Conditions & Treatments
At the time of vaginal delivery, the fetal head will pass through the vagina. The front and back walls of the vagina are pushed apart and at the same time, the lateral attachments are pulled away from their normal line of fixation along the pelvic side-walls (arcus tendinious fascia pelvis). According to the relative sizes of the fetal head and the pelvic opening, there will be some degree of disruption of the normal anatomical structures. The most common anatomical support defect that follows the act of childbirth is the paravaginal defect, which is a detachment of the vagina from its normal lateral attachment to the pelvis. The bladder and urethra lie passively supported on top of the fibromuscular layer of the anterior vaginal wall (pubocervical fascia), just as a person might lie on a trampoline. The rigid frame of the trampoline is the bony ring of the pelvic bones, the springs are the lateral attachments to the pelvic side-walls, and the canvas sheet is the pubocervical fascia that is stretched from side to side and from the front (pubis) to the back (cervix).

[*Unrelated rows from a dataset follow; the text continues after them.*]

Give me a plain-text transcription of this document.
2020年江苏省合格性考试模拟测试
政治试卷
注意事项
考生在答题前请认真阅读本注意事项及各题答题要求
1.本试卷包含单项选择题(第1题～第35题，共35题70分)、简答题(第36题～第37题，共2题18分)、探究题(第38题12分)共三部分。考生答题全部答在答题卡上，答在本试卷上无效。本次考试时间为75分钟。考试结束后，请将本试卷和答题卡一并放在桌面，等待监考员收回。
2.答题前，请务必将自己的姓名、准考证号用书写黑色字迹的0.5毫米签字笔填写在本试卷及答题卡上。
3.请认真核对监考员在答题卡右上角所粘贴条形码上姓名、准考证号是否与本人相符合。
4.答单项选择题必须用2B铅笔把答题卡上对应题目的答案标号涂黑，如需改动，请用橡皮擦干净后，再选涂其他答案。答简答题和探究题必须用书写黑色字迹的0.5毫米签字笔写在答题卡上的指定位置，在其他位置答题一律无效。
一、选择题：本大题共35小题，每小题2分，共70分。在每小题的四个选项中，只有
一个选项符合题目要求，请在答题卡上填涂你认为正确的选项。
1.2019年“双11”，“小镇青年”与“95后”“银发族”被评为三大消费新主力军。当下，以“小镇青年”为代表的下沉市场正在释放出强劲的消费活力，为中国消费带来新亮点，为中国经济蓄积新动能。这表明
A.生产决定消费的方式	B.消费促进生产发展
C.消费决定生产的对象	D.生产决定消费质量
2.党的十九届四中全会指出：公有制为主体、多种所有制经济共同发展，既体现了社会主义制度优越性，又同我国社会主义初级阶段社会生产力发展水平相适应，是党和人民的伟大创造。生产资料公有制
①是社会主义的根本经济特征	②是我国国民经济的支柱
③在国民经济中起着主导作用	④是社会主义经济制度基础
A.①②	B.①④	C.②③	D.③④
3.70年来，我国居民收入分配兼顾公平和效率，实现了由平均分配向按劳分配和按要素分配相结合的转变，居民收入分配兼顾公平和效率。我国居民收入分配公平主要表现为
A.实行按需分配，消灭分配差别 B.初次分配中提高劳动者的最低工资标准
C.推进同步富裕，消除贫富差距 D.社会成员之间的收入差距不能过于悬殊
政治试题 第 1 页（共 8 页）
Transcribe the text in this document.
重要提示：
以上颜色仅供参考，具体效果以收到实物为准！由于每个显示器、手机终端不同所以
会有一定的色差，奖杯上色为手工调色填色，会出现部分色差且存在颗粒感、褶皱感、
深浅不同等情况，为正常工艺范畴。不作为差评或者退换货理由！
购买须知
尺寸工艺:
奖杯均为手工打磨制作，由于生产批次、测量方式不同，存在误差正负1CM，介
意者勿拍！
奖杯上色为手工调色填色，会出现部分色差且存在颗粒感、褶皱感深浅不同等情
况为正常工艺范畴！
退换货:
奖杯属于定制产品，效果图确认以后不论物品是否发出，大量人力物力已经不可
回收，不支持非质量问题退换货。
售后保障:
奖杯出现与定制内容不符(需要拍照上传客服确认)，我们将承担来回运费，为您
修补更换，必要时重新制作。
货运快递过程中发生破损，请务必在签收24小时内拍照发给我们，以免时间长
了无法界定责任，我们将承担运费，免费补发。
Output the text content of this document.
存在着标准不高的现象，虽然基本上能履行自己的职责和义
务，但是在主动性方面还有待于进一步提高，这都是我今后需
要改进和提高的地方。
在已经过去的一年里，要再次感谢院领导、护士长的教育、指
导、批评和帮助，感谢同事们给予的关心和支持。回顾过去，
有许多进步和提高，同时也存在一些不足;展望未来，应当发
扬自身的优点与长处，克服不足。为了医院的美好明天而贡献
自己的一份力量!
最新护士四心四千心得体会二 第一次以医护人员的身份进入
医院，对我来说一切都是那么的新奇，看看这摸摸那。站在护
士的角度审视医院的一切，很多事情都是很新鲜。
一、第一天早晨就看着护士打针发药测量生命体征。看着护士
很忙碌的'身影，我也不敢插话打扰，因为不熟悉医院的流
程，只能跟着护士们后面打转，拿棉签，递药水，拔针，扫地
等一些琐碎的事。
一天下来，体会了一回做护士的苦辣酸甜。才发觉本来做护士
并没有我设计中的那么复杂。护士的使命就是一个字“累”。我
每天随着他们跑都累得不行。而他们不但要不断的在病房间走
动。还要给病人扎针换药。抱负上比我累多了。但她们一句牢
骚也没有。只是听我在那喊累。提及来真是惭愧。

When the lateral attachments are pulled away, it is as if the springs of the trampoline are no longer attached to the frame and the canvas will sag downwards. As the canvas comes down, the bladder base and urethra will come down also. The bladder and urethra are passive, resting on the trampoline, but as the canvas descends so also will the bladder base and urethra. It is this, the most common pattern of anatomical support defects, that will lead to problems of stress urinary incontinence and pelvic organ prolapse.
Data suggests that a first vaginal delivery increases the risk of prolapse by three or four-fold and the risk of urinary incontinence by up to five-fold. This risk goes up with each additional vaginal delivery.
Certain American obstetricians have been advocating for performing more Cesarean sections. They argue that a C-section is almost as safe as a vaginal birth; that it eliminates pelvic floor damage and is safer for the infant. They also add that many women want the baby delivered by C-section. Therefore, the prophylactic use of elective C-section to prevent pelvic organ prolapse and urinary incontinence is gaining increased attention.
However, according to recent research, an elective C-section does not seem to eliminate the risk of prolapse and urinary incontinence. Research suggests that women undergoing elective C-section have a two or three-fold higher risk of pelvic organ prolapse and incontinence when compared with women who are delivering for the first time.
C-section also causes more maternal morbidity and mortality than does vaginal delivery. In the short term, a C-section doubles or triples the risk for infections, hemorrhage and hysterectomy. It also increases the risk of thromboembolism by two to five-fold and causes surgical injury in about 1 percent of cases. Babies delivered by C-section have a higher risk of lung disorders and operative lacerations.
So, if we assume that vaginal delivery is responsible for 85 percent of all cases of prolapse and urinary incontinence, and that women have an 11 percent lifetime risk of undergoing surgery to treat these conditions, we would have to do 23 C-sections to prevent one such surgery later in life. We would also have to assume that C-section is completely protective, something we are not sure is true.
Therefore, instead of offering elective C-section in an attempt to prevent future prolapse or incontinence, doctors should evaluate what can be done in the management of vaginal deliveries to protect pelvic floor function.